The data preprocessing code is adapted from DyGIE.
- python3
- perl
- nltk (for stanford pos tagger)
- java (for stanford tools)
- task datasets (see below)
- ACE 2004 (https://catalog.ldc.upenn.edu/LDC2005T09)
- ACE 2005 (https://catalog.ldc.upenn.edu/LDC2006T06)
- CoNLL 2003 (We use the preprocessed version from Yu et al., 2020)
- GENIA (We use the preprocessed version from Yu et al., 2020)
cd common
wget http://nlp.stanford.edu/software/stanford-corenlp-full-2015-04-20.zip
wget http://nlp.stanford.edu/software/stanford-postagger-2015-04-20.zip
unzip stanford-corenlp-full-2015-04-20.zip
unzip stanford-postagger-2015-04-20.zip
cd ..
Please set the environment variables for the directories, or directly put the directories in the following commands beforehand.
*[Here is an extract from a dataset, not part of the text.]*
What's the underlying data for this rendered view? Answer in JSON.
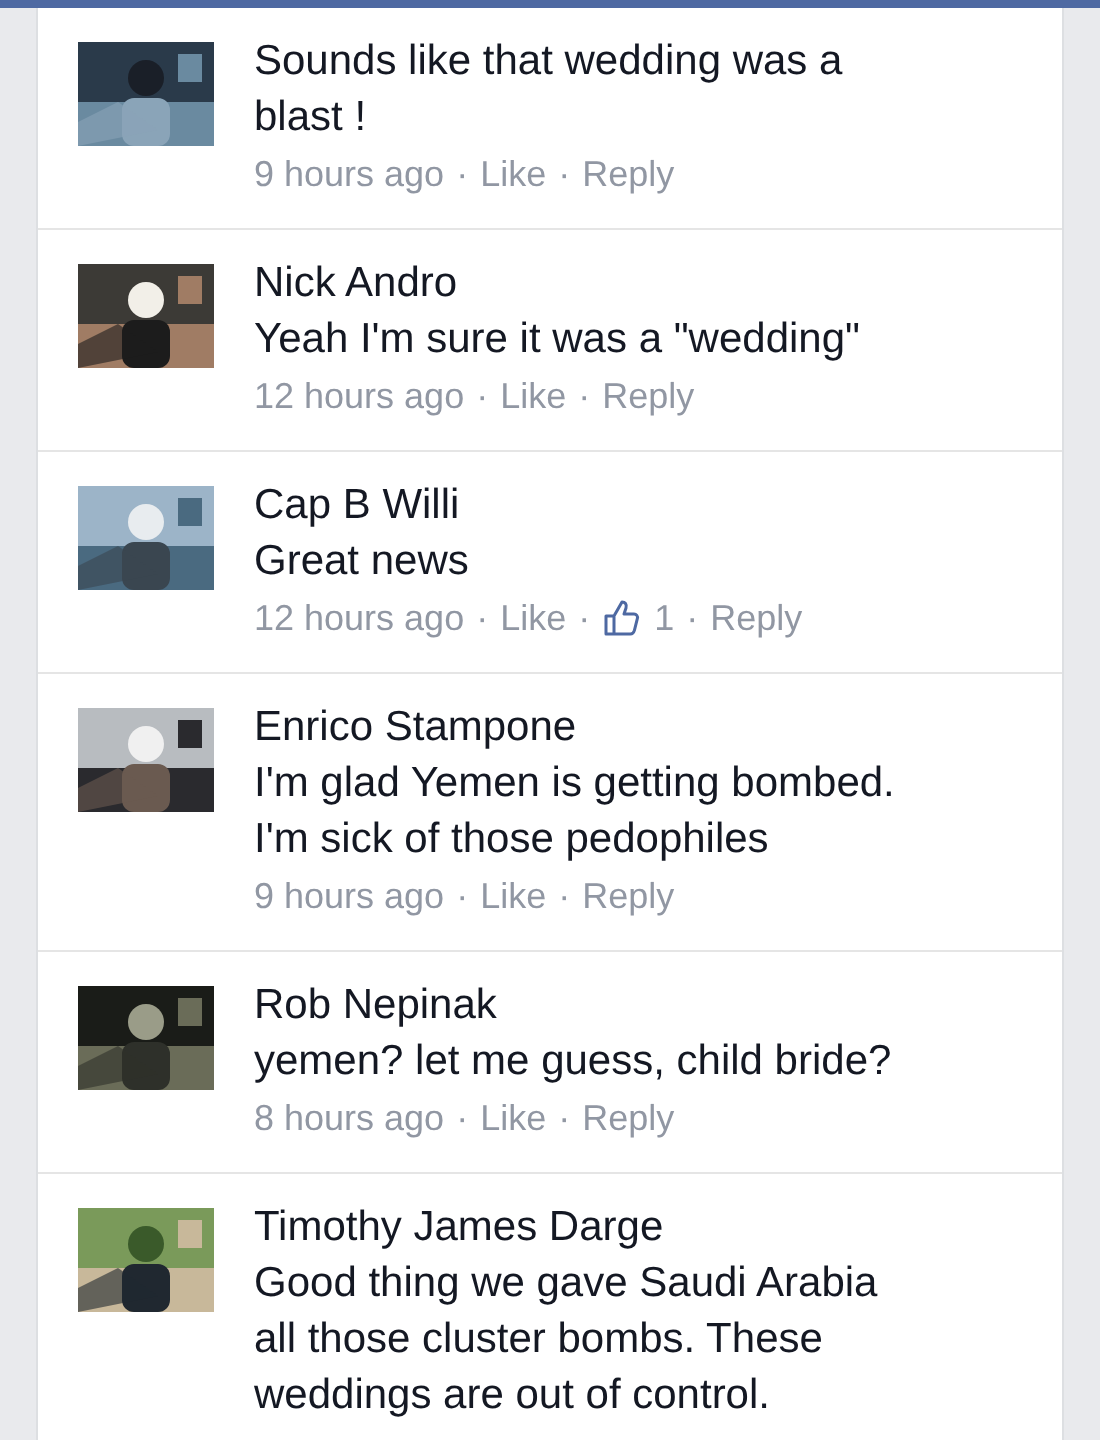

cp -r ${RAW_ACE2004_DIR}/*/ENGLISH ace2004/
cd ace2004
bash run.sh
mkdir -p ../data/ace04/train
mkdir -p ../data/ace04/test
python ace2json.py
bash convert.sh
rm -r corpus fixed result text
cd ..
python convert_to_hf_ds_format.py data/ace05/train.json ${ACE2004}/train.json
python convert_to_hf_ds_format.py data/ace05/dev.json ${ACE2004}/dev.json
python convert_to_hf_ds_format.py data/ace05/test.json ${ACE2004}/test.json
cp -r ${RAW_ACE2005_DIR}/*/English ace2005/
cd ace2005
bash run.sh
mkdir -p ../data/ace05/
python ace2json.py
rm -r corpus fixed result text
cd ..
python convert_to_hf_ds_format.py data/ace05/train.json ${ACE2005}/train.json
python convert_to_hf_ds_format.py data/ace05/dev.json ${ACE2005}/dev.json
python convert_to_hf_ds_format.py data/ace05/test.json ${ACE2005}/test.json
python convert_to_hf_ds_format.py conll2003/train.json ${CoNLL2003}/train.json --task conll2003
python convert_to_hf_ds_format.py conll2003/dev.json ${CoNLL2003}/dev.json --task conll2003
python convert_to_hf_ds_format.py conll2003/test.json ${CoNLL2003}/test.json --task conll2003
cd genia
split -l 1599 train_dev.genia.jsonlines train_dev.split.
cd ..
mkdir -p ../data/genia
python convert_to_hf_ds_format.py genia/train_dev.split.aa ../data/genia/train.json --task conll2003
python convert_to_hf_ds_format.py genia/train_dev.split.ab ../data/genia/dev.json --task conll2003
python convert_to_hf_ds_format.py genia/test.genia.jsonlines ../data/genia/test.json --task conll2003
If you want to use other datasets, please convert them into the same format as above.